= Kalahari Constituency =

Electoral constituency in the Omaheke region of eastern Namibia

Kalahari constituency (red) in the Omaheke Region of Namibia

Kalahari Constituency (until 1998 Buitepos Constituency) is an electoral constituency in the Omaheke Region of eastern central Namibia. It had 5,294 registered voters in 2020.

The constituency covers an area of 12,248 sqkm. It had a population of 7,611 in 2011, down from 9,443 in 2001. It contains the rural area east of Gobabis as well as Gobabis' Nossobville suburb. The constituency office has been inaugurated in 2009 and is located at the Ben-Hur settlement. Kalahari constituency forms part of the border between Namibia and Botswana and contains the border post Buitepos for which it previously had been named.

==Politics==
===Presidential elections===
In the 2004 election, 4541 residents were registered voters; 4011 (88%) of registered voters cast valid ballots.
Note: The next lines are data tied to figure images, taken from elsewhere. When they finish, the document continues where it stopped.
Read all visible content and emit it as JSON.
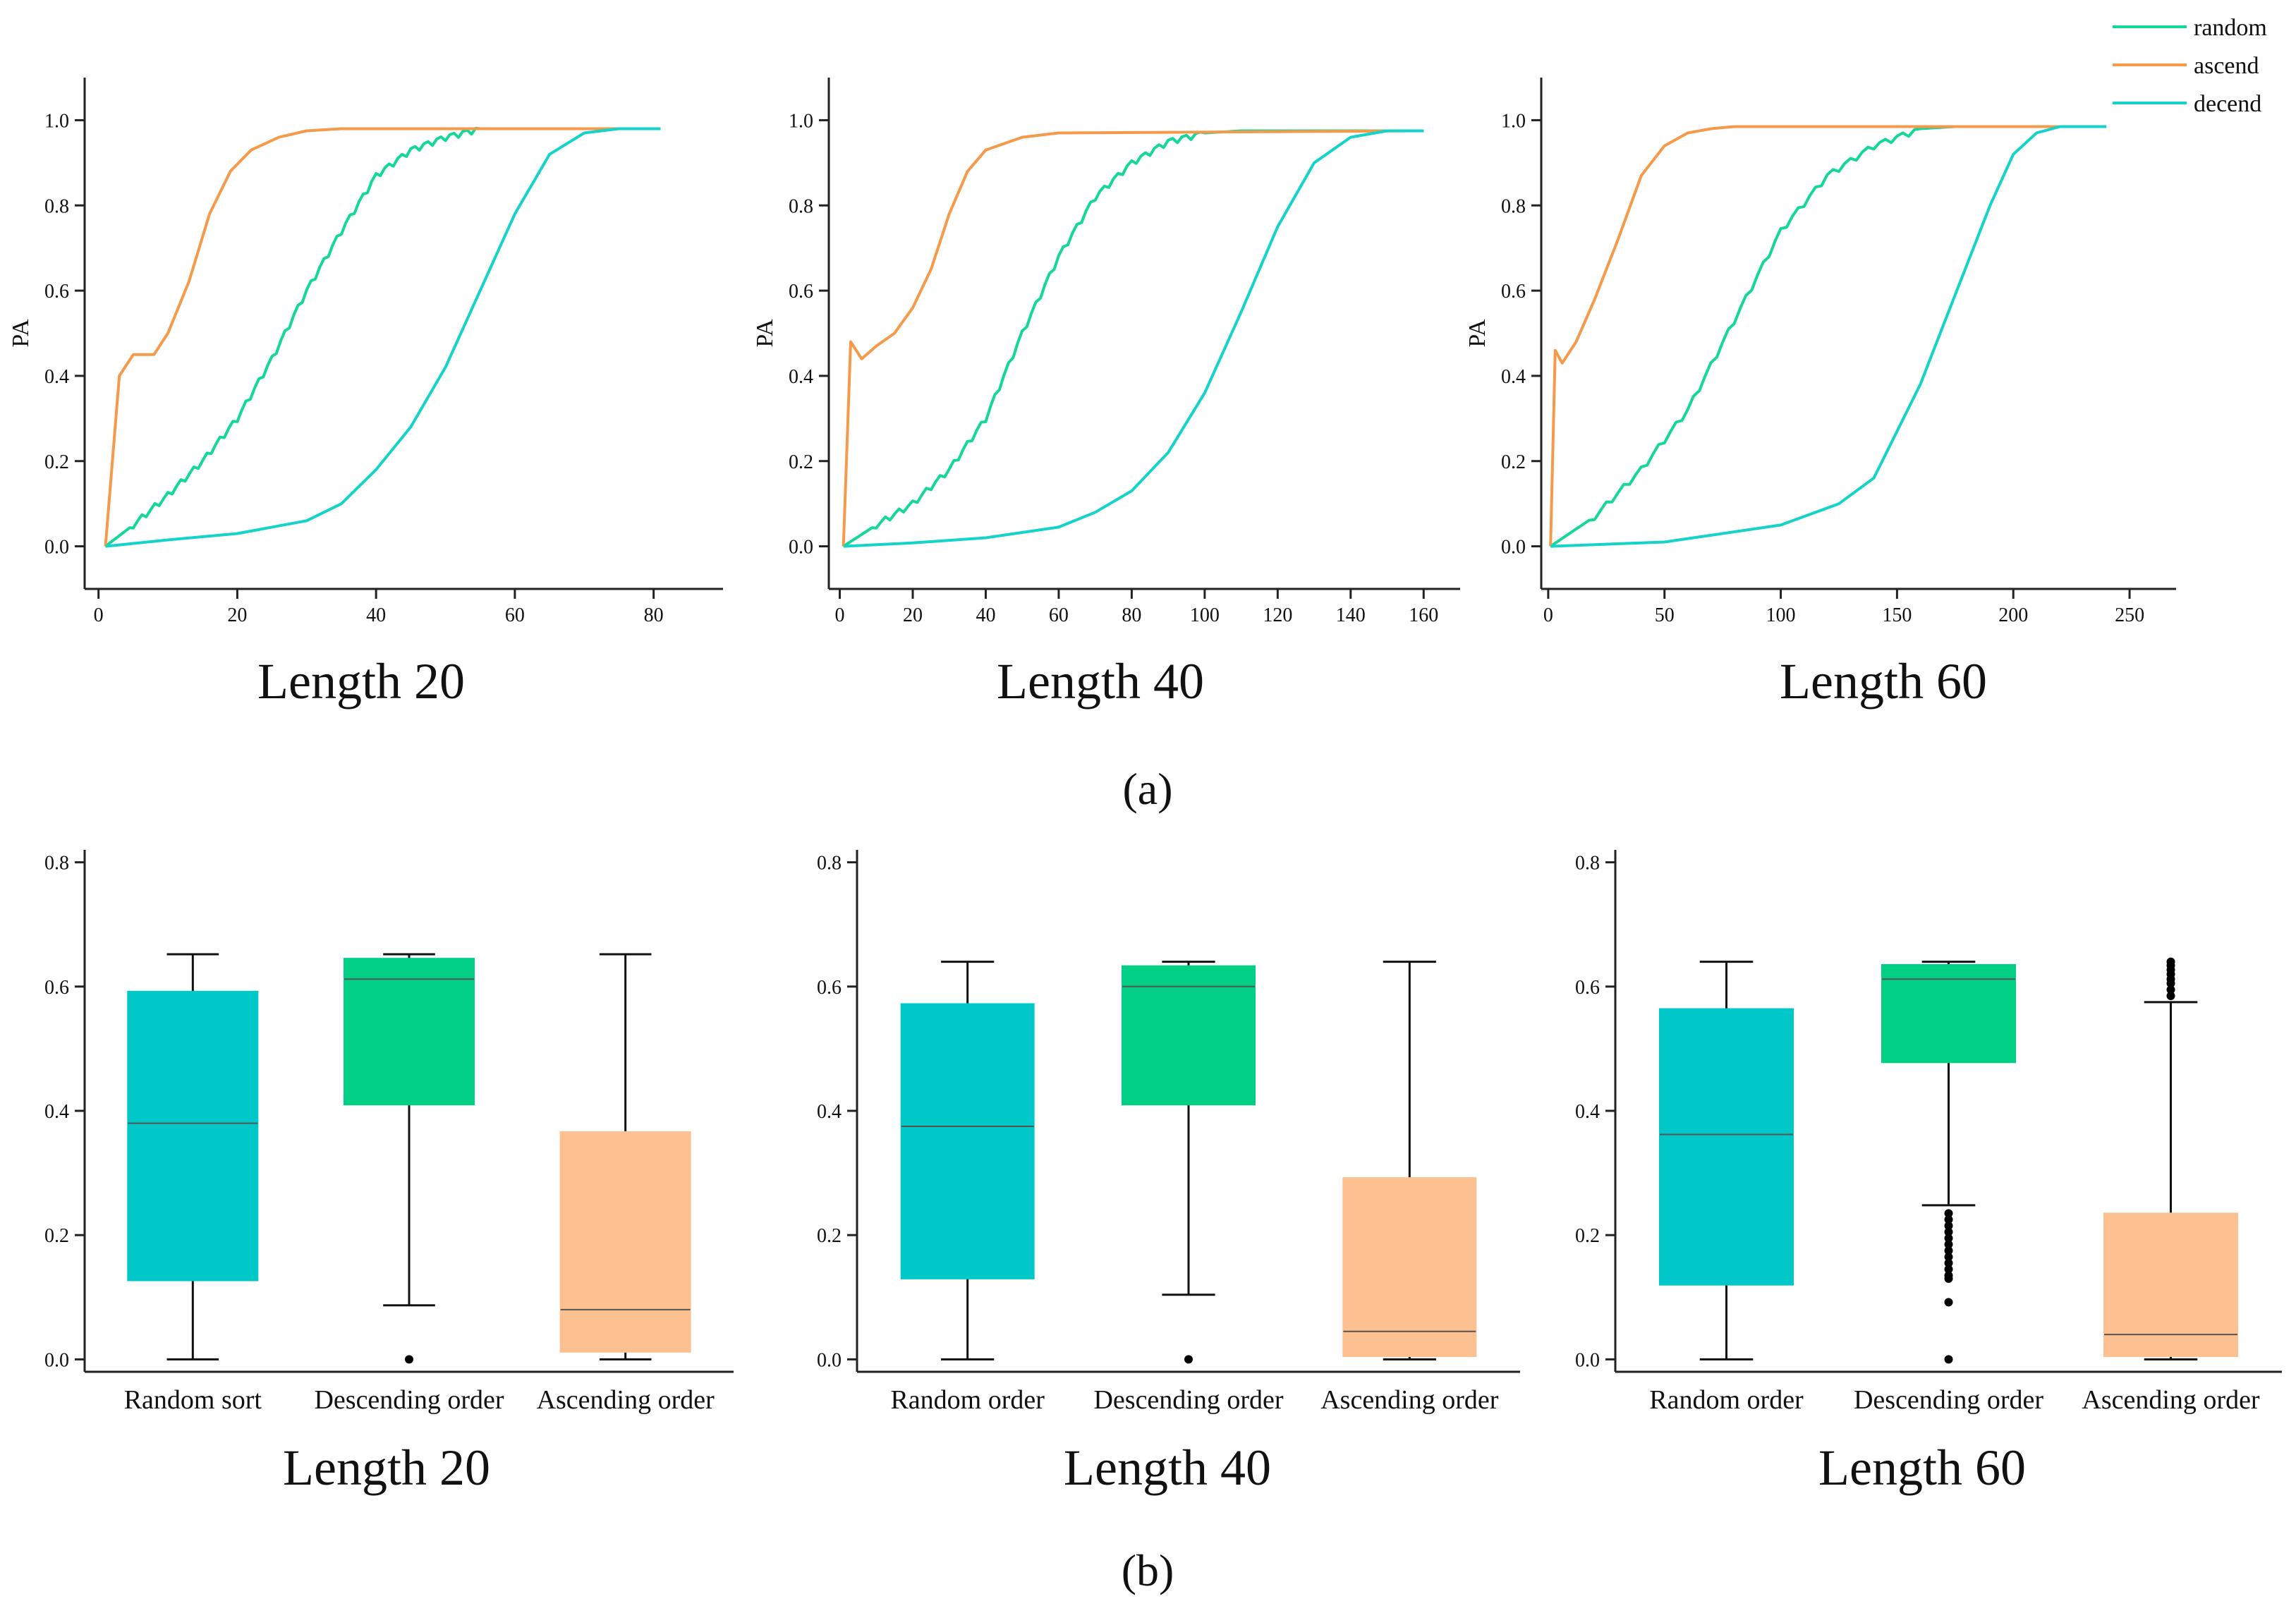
{
  "figure": {
    "panel_a_label": "(a)",
    "panel_b_label": "(b)",
    "colors": {
      "random": "#16d79a",
      "ascend": "#f59a4a",
      "decend": "#14d3c8",
      "box_random": "#00c8c8",
      "box_descending": "#00cf85",
      "box_ascending": "#fdc090"
    }
  },
  "chart_data": [
    {
      "type": "line",
      "id": "a1",
      "title": "Length 20",
      "xlabel": "",
      "ylabel": "PA",
      "xlim": [
        -2,
        90
      ],
      "ylim": [
        -0.1,
        1.1
      ],
      "xticks": [
        0,
        20,
        40,
        60,
        80
      ],
      "xtick_labels": [
        "0",
        "20",
        "40",
        "60",
        "80"
      ],
      "yticks": [
        0.0,
        0.2,
        0.4,
        0.6,
        0.8,
        1.0
      ],
      "ytick_labels": [
        "0.0",
        "0.2",
        "0.4",
        "0.6",
        "0.8",
        "1.0"
      ],
      "series": [
        {
          "name": "random",
          "color": "#16d79a",
          "x": [
            1,
            5,
            10,
            15,
            20,
            25,
            30,
            35,
            40,
            45,
            50,
            55,
            60,
            81
          ],
          "y": [
            0.0,
            0.05,
            0.12,
            0.2,
            0.3,
            0.44,
            0.6,
            0.74,
            0.87,
            0.93,
            0.96,
            0.98,
            0.98,
            0.98
          ]
        },
        {
          "name": "ascend",
          "color": "#f59a4a",
          "x": [
            1,
            3,
            5,
            8,
            10,
            13,
            16,
            19,
            22,
            26,
            30,
            35,
            81
          ],
          "y": [
            0.0,
            0.4,
            0.45,
            0.45,
            0.5,
            0.62,
            0.78,
            0.88,
            0.93,
            0.96,
            0.975,
            0.98,
            0.98
          ]
        },
        {
          "name": "decend",
          "color": "#14d3c8",
          "x": [
            1,
            10,
            20,
            30,
            35,
            40,
            45,
            50,
            55,
            60,
            65,
            70,
            75,
            81
          ],
          "y": [
            0.0,
            0.015,
            0.03,
            0.06,
            0.1,
            0.18,
            0.28,
            0.42,
            0.6,
            0.78,
            0.92,
            0.97,
            0.98,
            0.98
          ]
        }
      ]
    },
    {
      "type": "line",
      "id": "a2",
      "title": "Length 40",
      "xlabel": "",
      "ylabel": "PA",
      "xlim": [
        -3,
        170
      ],
      "ylim": [
        -0.1,
        1.1
      ],
      "xticks": [
        0,
        20,
        40,
        60,
        80,
        100,
        120,
        140,
        160
      ],
      "xtick_labels": [
        "0",
        "20",
        "40",
        "60",
        "80",
        "100",
        "120",
        "140",
        "160"
      ],
      "yticks": [
        0.0,
        0.2,
        0.4,
        0.6,
        0.8,
        1.0
      ],
      "ytick_labels": [
        "0.0",
        "0.2",
        "0.4",
        "0.6",
        "0.8",
        "1.0"
      ],
      "series": [
        {
          "name": "random",
          "color": "#16d79a",
          "x": [
            1,
            10,
            20,
            30,
            40,
            50,
            60,
            70,
            80,
            90,
            100,
            110,
            160
          ],
          "y": [
            0.0,
            0.05,
            0.1,
            0.18,
            0.3,
            0.5,
            0.68,
            0.82,
            0.9,
            0.95,
            0.97,
            0.975,
            0.975
          ]
        },
        {
          "name": "ascend",
          "color": "#f59a4a",
          "x": [
            1,
            3,
            6,
            10,
            15,
            20,
            25,
            30,
            35,
            40,
            50,
            60,
            160
          ],
          "y": [
            0.0,
            0.48,
            0.44,
            0.47,
            0.5,
            0.56,
            0.65,
            0.78,
            0.88,
            0.93,
            0.96,
            0.97,
            0.975
          ]
        },
        {
          "name": "decend",
          "color": "#14d3c8",
          "x": [
            1,
            20,
            40,
            60,
            70,
            80,
            90,
            100,
            110,
            120,
            130,
            140,
            150,
            160
          ],
          "y": [
            0.0,
            0.008,
            0.02,
            0.045,
            0.08,
            0.13,
            0.22,
            0.36,
            0.55,
            0.75,
            0.9,
            0.96,
            0.975,
            0.975
          ]
        }
      ]
    },
    {
      "type": "line",
      "id": "a3",
      "title": "Length 60",
      "xlabel": "",
      "ylabel": "PA",
      "xlim": [
        -3,
        270
      ],
      "ylim": [
        -0.1,
        1.1
      ],
      "xticks": [
        0,
        50,
        100,
        150,
        200,
        250
      ],
      "xtick_labels": [
        "0",
        "50",
        "100",
        "150",
        "200",
        "250"
      ],
      "yticks": [
        0.0,
        0.2,
        0.4,
        0.6,
        0.8,
        1.0
      ],
      "ytick_labels": [
        "0.0",
        "0.2",
        "0.4",
        "0.6",
        "0.8",
        "1.0"
      ],
      "series": [
        {
          "name": "random",
          "color": "#16d79a",
          "x": [
            1,
            20,
            40,
            60,
            80,
            100,
            120,
            140,
            160,
            175,
            240
          ],
          "y": [
            0.0,
            0.07,
            0.18,
            0.32,
            0.53,
            0.74,
            0.87,
            0.94,
            0.98,
            0.985,
            0.985
          ]
        },
        {
          "name": "ascend",
          "color": "#f59a4a",
          "x": [
            1,
            3,
            6,
            12,
            20,
            30,
            40,
            50,
            60,
            70,
            80,
            240
          ],
          "y": [
            0.0,
            0.46,
            0.43,
            0.48,
            0.58,
            0.72,
            0.87,
            0.94,
            0.97,
            0.98,
            0.985,
            0.985
          ]
        },
        {
          "name": "decend",
          "color": "#14d3c8",
          "x": [
            1,
            50,
            100,
            125,
            140,
            150,
            160,
            170,
            180,
            190,
            200,
            210,
            220,
            240
          ],
          "y": [
            0.0,
            0.01,
            0.05,
            0.1,
            0.16,
            0.27,
            0.38,
            0.52,
            0.66,
            0.8,
            0.92,
            0.97,
            0.985,
            0.985
          ]
        }
      ]
    },
    {
      "type": "box",
      "id": "b1",
      "title": "Length 20",
      "xlabel": "",
      "ylabel": "",
      "ylim": [
        -0.02,
        0.82
      ],
      "yticks": [
        0.0,
        0.2,
        0.4,
        0.6,
        0.8
      ],
      "ytick_labels": [
        "0.0",
        "0.2",
        "0.4",
        "0.6",
        "0.8"
      ],
      "categories": [
        "Random sort",
        "Descending order",
        "Ascending order"
      ],
      "boxes": [
        {
          "min": 0.0,
          "q1": 0.127,
          "median": 0.38,
          "q3": 0.592,
          "max": 0.652,
          "color": "#00c8c8",
          "outliers": []
        },
        {
          "min": 0.087,
          "q1": 0.41,
          "median": 0.612,
          "q3": 0.645,
          "max": 0.652,
          "color": "#00cf85",
          "outliers": [
            0.0
          ]
        },
        {
          "min": 0.0,
          "q1": 0.012,
          "median": 0.08,
          "q3": 0.366,
          "max": 0.652,
          "color": "#fdc090",
          "outliers": []
        }
      ]
    },
    {
      "type": "box",
      "id": "b2",
      "title": "Length 40",
      "xlabel": "",
      "ylabel": "",
      "ylim": [
        -0.02,
        0.82
      ],
      "yticks": [
        0.0,
        0.2,
        0.4,
        0.6,
        0.8
      ],
      "ytick_labels": [
        "0.0",
        "0.2",
        "0.4",
        "0.6",
        "0.8"
      ],
      "categories": [
        "Random order",
        "Descending order",
        "Ascending order"
      ],
      "boxes": [
        {
          "min": 0.0,
          "q1": 0.13,
          "median": 0.375,
          "q3": 0.572,
          "max": 0.64,
          "color": "#00c8c8",
          "outliers": []
        },
        {
          "min": 0.104,
          "q1": 0.41,
          "median": 0.6,
          "q3": 0.633,
          "max": 0.64,
          "color": "#00cf85",
          "outliers": [
            0.0
          ]
        },
        {
          "min": 0.0,
          "q1": 0.005,
          "median": 0.045,
          "q3": 0.292,
          "max": 0.64,
          "color": "#fdc090",
          "outliers": []
        }
      ]
    },
    {
      "type": "box",
      "id": "b3",
      "title": "Length 60",
      "xlabel": "",
      "ylabel": "",
      "ylim": [
        -0.02,
        0.82
      ],
      "yticks": [
        0.0,
        0.2,
        0.4,
        0.6,
        0.8
      ],
      "ytick_labels": [
        "0.0",
        "0.2",
        "0.4",
        "0.6",
        "0.8"
      ],
      "categories": [
        "Random order",
        "Descending order",
        "Ascending order"
      ],
      "boxes": [
        {
          "min": 0.0,
          "q1": 0.12,
          "median": 0.362,
          "q3": 0.564,
          "max": 0.64,
          "color": "#00c8c8",
          "outliers": []
        },
        {
          "min": 0.248,
          "q1": 0.478,
          "median": 0.612,
          "q3": 0.635,
          "max": 0.64,
          "color": "#00cf85",
          "outliers": [
            0.235,
            0.225,
            0.215,
            0.205,
            0.195,
            0.185,
            0.175,
            0.165,
            0.155,
            0.145,
            0.135,
            0.13,
            0.092,
            0.0
          ]
        },
        {
          "min": 0.0,
          "q1": 0.005,
          "median": 0.04,
          "q3": 0.235,
          "max": 0.575,
          "color": "#fdc090",
          "outliers": [
            0.585,
            0.595,
            0.605,
            0.612,
            0.62,
            0.627,
            0.634,
            0.64
          ]
        }
      ]
    }
  ],
  "legend": {
    "items": [
      "random",
      "ascend",
      "decend"
    ],
    "position": "top-right"
  }
}
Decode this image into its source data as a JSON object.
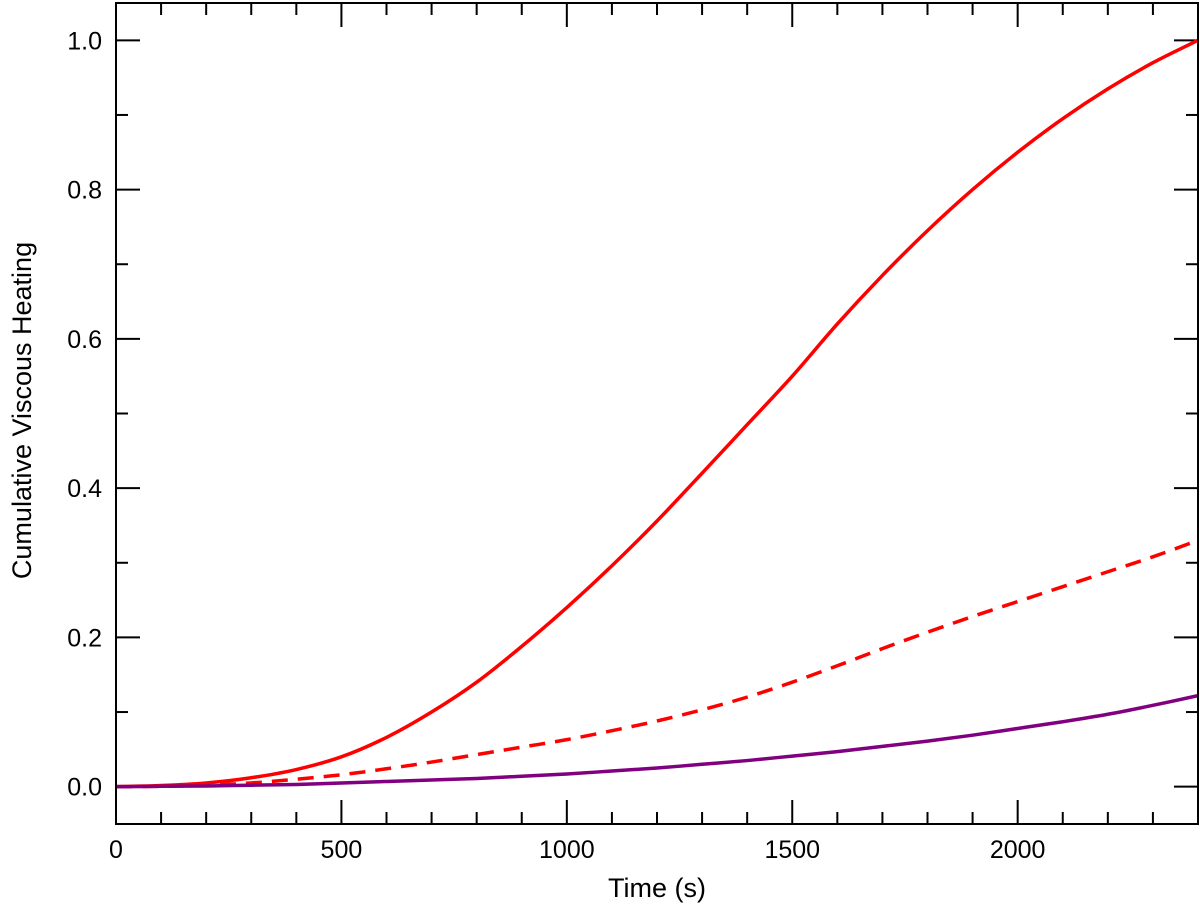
{
  "chart_data": {
    "type": "line",
    "title": "",
    "xlabel": "Time (s)",
    "ylabel": "Cumulative Viscous Heating",
    "xlim": [
      0,
      2400
    ],
    "ylim": [
      -0.05,
      1.05
    ],
    "grid": false,
    "legend": "none",
    "x_ticks": [
      0,
      500,
      1000,
      1500,
      2000
    ],
    "x_tick_labels": [
      "0",
      "500",
      "1000",
      "1500",
      "2000"
    ],
    "x_minor_step": 100,
    "y_ticks": [
      0.0,
      0.2,
      0.4,
      0.6,
      0.8,
      1.0
    ],
    "y_tick_labels": [
      "0.0",
      "0.2",
      "0.4",
      "0.6",
      "0.8",
      "1.0"
    ],
    "y_minor_step": 0.1,
    "series": [
      {
        "color": "#ff0000",
        "style": "solid",
        "x": [
          0,
          100,
          200,
          300,
          400,
          500,
          600,
          700,
          800,
          900,
          1000,
          1100,
          1200,
          1300,
          1400,
          1500,
          1600,
          1700,
          1800,
          1900,
          2000,
          2100,
          2200,
          2300,
          2400
        ],
        "y": [
          0.0,
          0.0015,
          0.005,
          0.012,
          0.023,
          0.04,
          0.066,
          0.1,
          0.14,
          0.188,
          0.24,
          0.296,
          0.356,
          0.42,
          0.485,
          0.55,
          0.62,
          0.685,
          0.745,
          0.8,
          0.85,
          0.895,
          0.935,
          0.97,
          1.0
        ]
      },
      {
        "color": "#ff0000",
        "style": "dashed",
        "x": [
          0,
          100,
          200,
          300,
          400,
          500,
          600,
          700,
          800,
          900,
          1000,
          1100,
          1200,
          1300,
          1400,
          1500,
          1600,
          1700,
          1800,
          1900,
          2000,
          2100,
          2200,
          2300,
          2400
        ],
        "y": [
          0.0,
          0.0005,
          0.002,
          0.005,
          0.01,
          0.016,
          0.024,
          0.033,
          0.043,
          0.053,
          0.063,
          0.075,
          0.088,
          0.103,
          0.12,
          0.14,
          0.162,
          0.185,
          0.207,
          0.228,
          0.248,
          0.268,
          0.288,
          0.308,
          0.33
        ]
      },
      {
        "color": "#800080",
        "style": "solid",
        "x": [
          0,
          100,
          200,
          300,
          400,
          500,
          600,
          700,
          800,
          900,
          1000,
          1100,
          1200,
          1300,
          1400,
          1500,
          1600,
          1700,
          1800,
          1900,
          2000,
          2100,
          2200,
          2300,
          2400
        ],
        "y": [
          0.0,
          0.0005,
          0.001,
          0.002,
          0.003,
          0.005,
          0.007,
          0.009,
          0.011,
          0.014,
          0.017,
          0.021,
          0.025,
          0.03,
          0.035,
          0.041,
          0.047,
          0.054,
          0.061,
          0.069,
          0.078,
          0.087,
          0.097,
          0.109,
          0.122
        ]
      }
    ]
  }
}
Hifikepunye Pohamba of SWAPO Party received 2312 total votes (58%), followed by Katuutire Kaura of the Democratic Turnhalle Alliance (DTA, 11%), Henk Mudge of the Republican Party (RP, 9%), Kuaima Riruako of the National Unity Democratic Organisation (NUDO, 8%), Ben Ulenga of the Congress of Democrats (CoD, 5%), Justus ǁGaroëb of the United Democratic Front (UDF, 4%) and Kosie Pretorius of the Monitor Action Group (MAG, 4%).

===Regional elections===
In the 2004 regional elections Steve Mogotsi (SWAPO) was elected councillor with 1,825 of the 2,989 votes cast. The constituency had previously elected a DTA member in 1992 and 1998.

The 2015 regional election was again won by SWAPO. Ignatius Kariseb gained 1,522 votes, followed by Johannes Baumakwe (DTA) with 630 votes. Councillor Kariseb (SWAPO) was reelected in the 2020 regional election, winning with 1,234 votes. Baumakwe of the Popular Democratic Movement (PDM, the new name of the DTA) came second with 390 votes, followed by Maureen du Plessis (NUDO) with 322 votes and Lauretta Dax, an independent candidate, with 230 votes.